Privacy: what goes where
Not all code belongs in every tool. A short policy helps:
| Sensitivity | Safer default |
|---|---|
| Public OSS, blog demos, learning exercises | Any tool — cloud or local |
| Employer code under NDA, client IP, credentials-adjacent logic | Cursor/ChatGPT/Claude only if your contract and company AI policy allow it; otherwise local Ollama or no AI |
| Secrets, keys, production configs | Never paste into cloud tools — rotate if you already did |
| “I am not sure” | Local model or redact identifiers first |
Local models are not automatically safer — they still see what you paste — but they keep data off third-party training pipelines. Check your employer’s policy before sending monorepo code to any external service, Cursor included.
When this workflow is the wrong fit
- Exploration is the deliverable. Greenfield spikes where you do not know the shape yet may need iterative agent mode — just budget for it.

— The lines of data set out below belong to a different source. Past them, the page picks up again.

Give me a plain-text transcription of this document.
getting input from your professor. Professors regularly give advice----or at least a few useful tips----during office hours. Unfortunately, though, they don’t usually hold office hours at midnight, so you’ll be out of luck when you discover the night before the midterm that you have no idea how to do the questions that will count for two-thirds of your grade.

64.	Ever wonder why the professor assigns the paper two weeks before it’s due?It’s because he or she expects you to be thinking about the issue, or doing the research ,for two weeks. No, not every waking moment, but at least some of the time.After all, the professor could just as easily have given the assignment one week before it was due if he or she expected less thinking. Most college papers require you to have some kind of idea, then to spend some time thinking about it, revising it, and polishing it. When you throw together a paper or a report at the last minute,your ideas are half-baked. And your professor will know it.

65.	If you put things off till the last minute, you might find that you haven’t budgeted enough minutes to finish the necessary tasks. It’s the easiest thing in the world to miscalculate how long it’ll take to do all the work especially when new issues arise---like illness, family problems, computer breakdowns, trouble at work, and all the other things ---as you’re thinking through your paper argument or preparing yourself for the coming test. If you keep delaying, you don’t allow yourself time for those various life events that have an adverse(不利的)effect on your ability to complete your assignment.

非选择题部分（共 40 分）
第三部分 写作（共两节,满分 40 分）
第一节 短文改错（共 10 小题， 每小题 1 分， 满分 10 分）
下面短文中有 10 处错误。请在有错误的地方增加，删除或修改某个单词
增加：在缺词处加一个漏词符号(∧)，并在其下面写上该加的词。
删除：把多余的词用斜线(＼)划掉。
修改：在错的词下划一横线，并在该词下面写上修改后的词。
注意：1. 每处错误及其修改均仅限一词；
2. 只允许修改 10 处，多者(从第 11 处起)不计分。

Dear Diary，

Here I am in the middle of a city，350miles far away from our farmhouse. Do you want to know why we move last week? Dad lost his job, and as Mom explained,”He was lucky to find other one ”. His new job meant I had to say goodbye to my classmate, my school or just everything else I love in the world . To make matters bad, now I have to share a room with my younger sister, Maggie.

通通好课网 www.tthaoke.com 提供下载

- Zero copy/paste tolerance. If context-switching to a browser feels worse than burning quota, optimize inside Cursor instead of forcing the split.
- Strict air-gapped or compliance environments. You may be limited to local models only — or no AI at all.
- Stale specs. If nobody maintains the planning artifact, skip the handoff and pair directly in Cursor with a tight scope.
The workflow in one picture
┌──────────────┐ ┌─────────────┐ ┌─────────────┐ ┌─────────────┐
│ Perplexity │ │ ChatGPT │ │ Claude │ │ Ollama │
│ (research) │────▶│ (plan) │────▶│ (review) │ │ (cheap) │
└──────────────┘ └─────────────┘ └─────────────┘ └──────┬──────┘
│ │ │ │
└────────────────────┴──────────────────┴──────────────────┘
│
▼
┌─────────────────┐
│ Cursor │
│ (apply diffs) │
└────────┬────────┘
│
▼
┌─────────────────┐
│ Git │
│ (verify) │
└─────────────────┘
Reserve Cursor Pro for the step where IDE integration pays off: turning a settled plan into real changes across your codebase.
Everything else — planning, critique, small utilities, documentation — belongs elsewhere. That is how you code more with Cursor without treating every question like an agent task.